イマーム・アリーは、自分勝手で独裁的な人は自らを危険に陥れる事になるとし、相談に勝る後ろ盾はない、としています。
また、現代人の生活においては、男女の活動がある程度似たものになり、決断する権利がどちらにあるのかが断定できなくなっています。確かに、過去においては夫の自宅外の活動や収入状況のすべてを把握し、物事の決定に関わりたいとする女性は非常に稀でした。しかし、現在では社会における女性の地位が向上し、生活面での全ての領域に女性が参加している事から、こうした男女の共同参画は現実のものとなっています。
心理学者の間でも、夫婦が互いに相談しあい、自分の意見を相手は大切にしてくれていると自分のパートナーに感じさせるゆとりを与えることが奨励されています。ある事柄を決定するのに、自分よりもパートナーのほうの意見がより好ましいものであれば、自らの決断について考え直してもよいのではないでしょうか。

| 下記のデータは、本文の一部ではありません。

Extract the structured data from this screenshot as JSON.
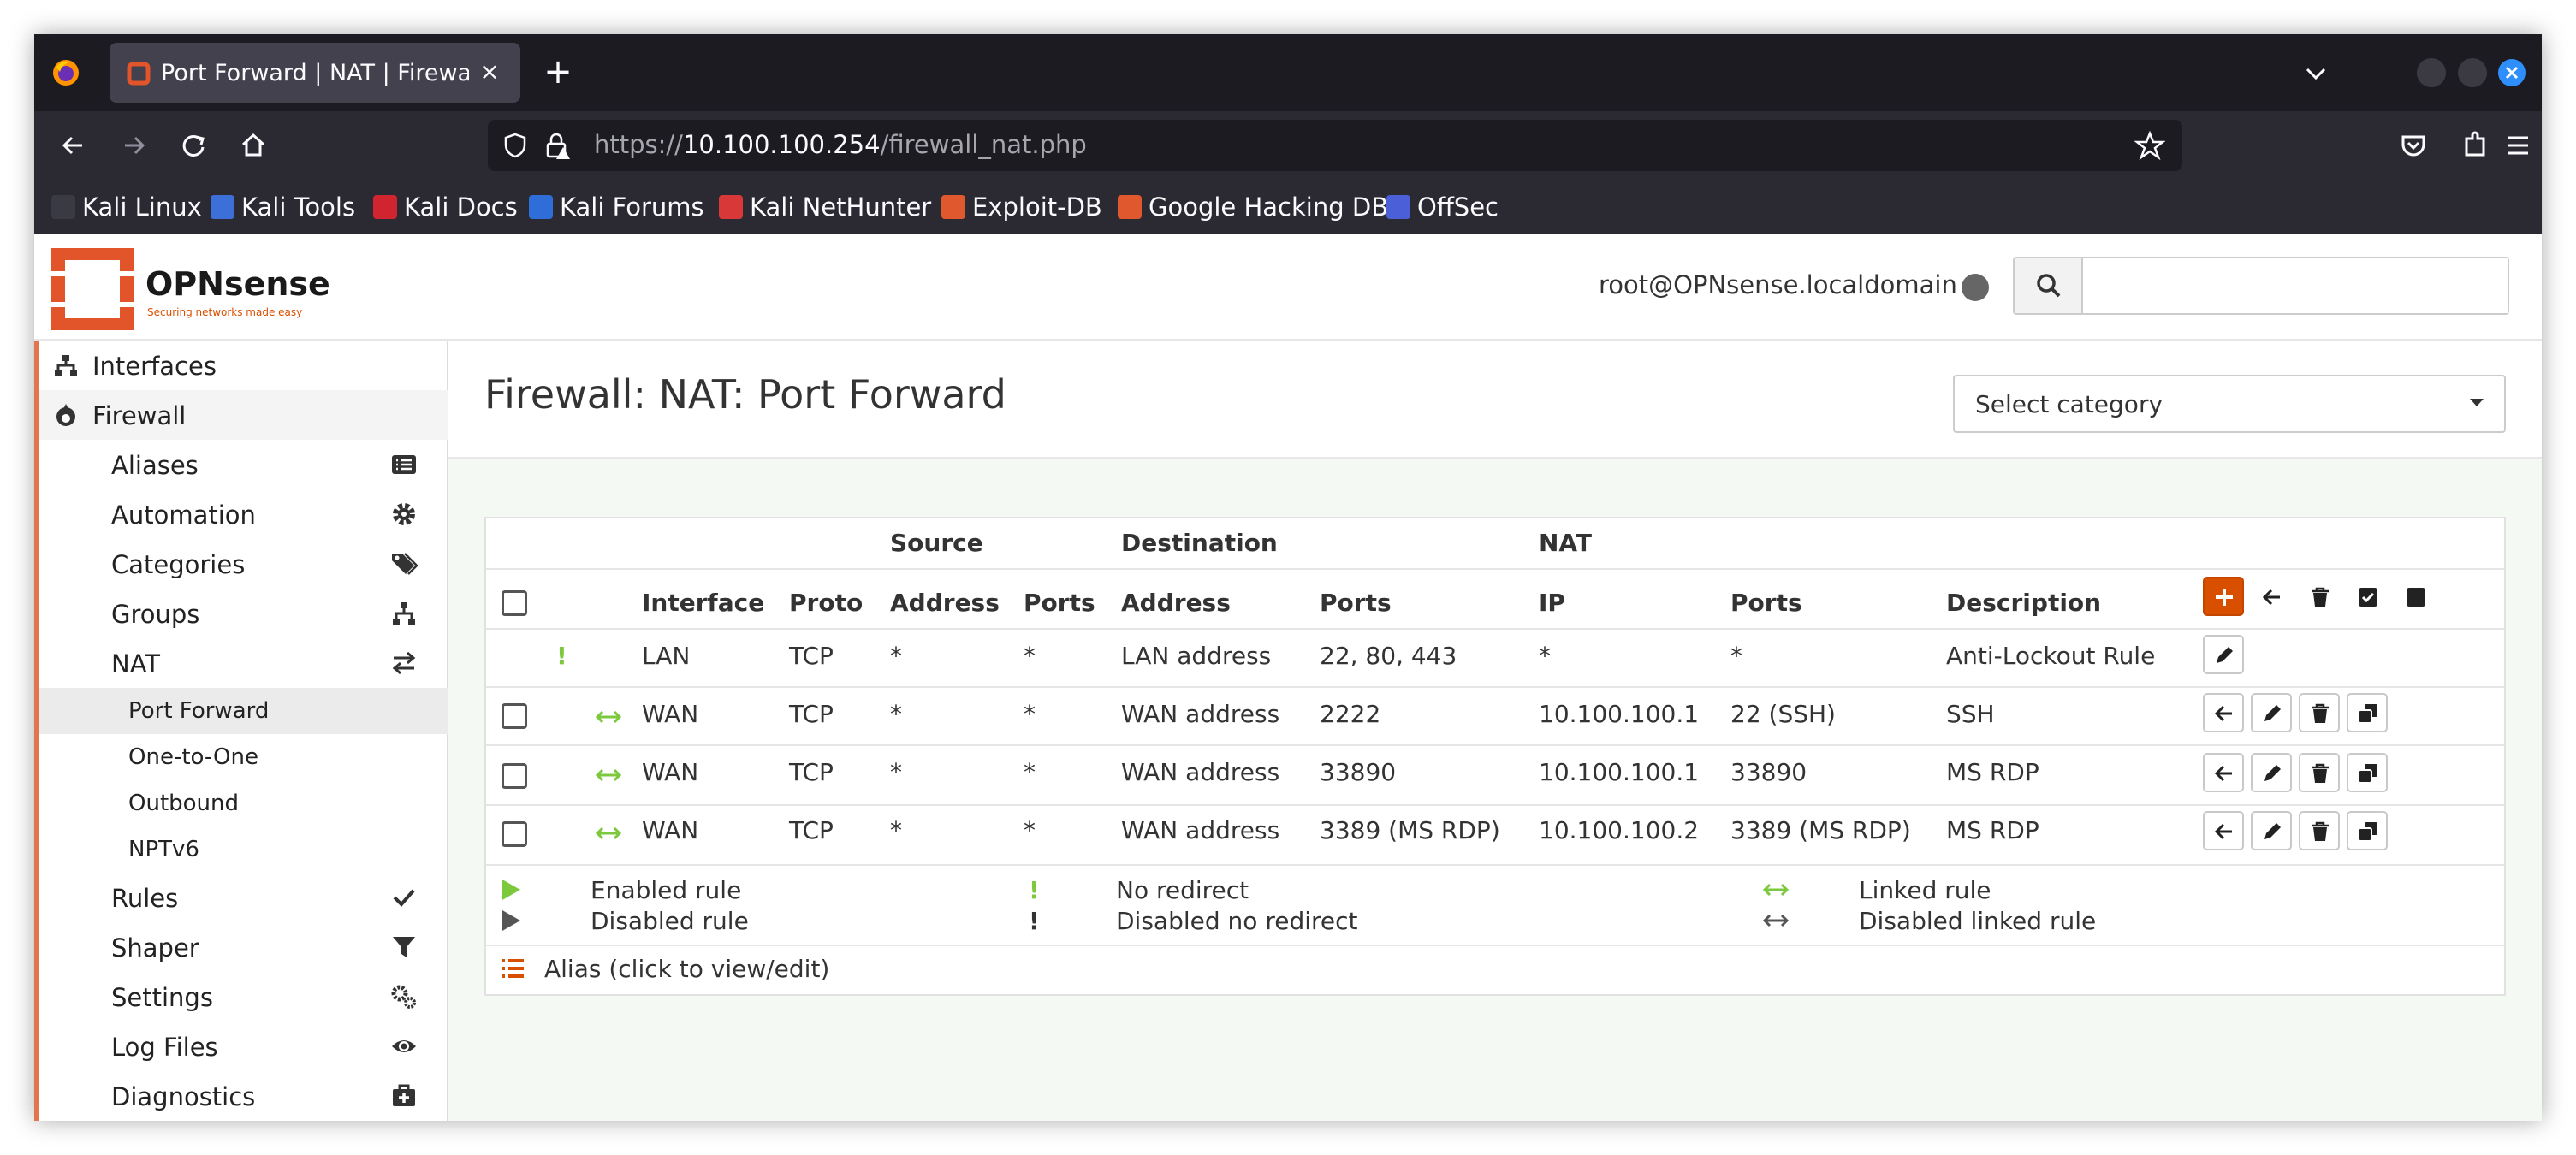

私たちは、相談する事により、特定の事柄に関する相手の意見や能力、経験を活用でき、よりよい決断を下す事ができます。相手に相談し、その同意を得た上で決定すれば、仮にその決断が正しくなかったとしても、自責の念にかられることはなく、また相手から責められることもないはずです。ですが、生活上の全ての事柄を、相手に相談せずに全て1人で決めようとすれば、後で非常に重大な責任を負うことになるのです。パートナーに相談する事で、私たちの共同生活は、より実り多いものになるといえるでしょう。
次回もどうぞ、お楽しみに。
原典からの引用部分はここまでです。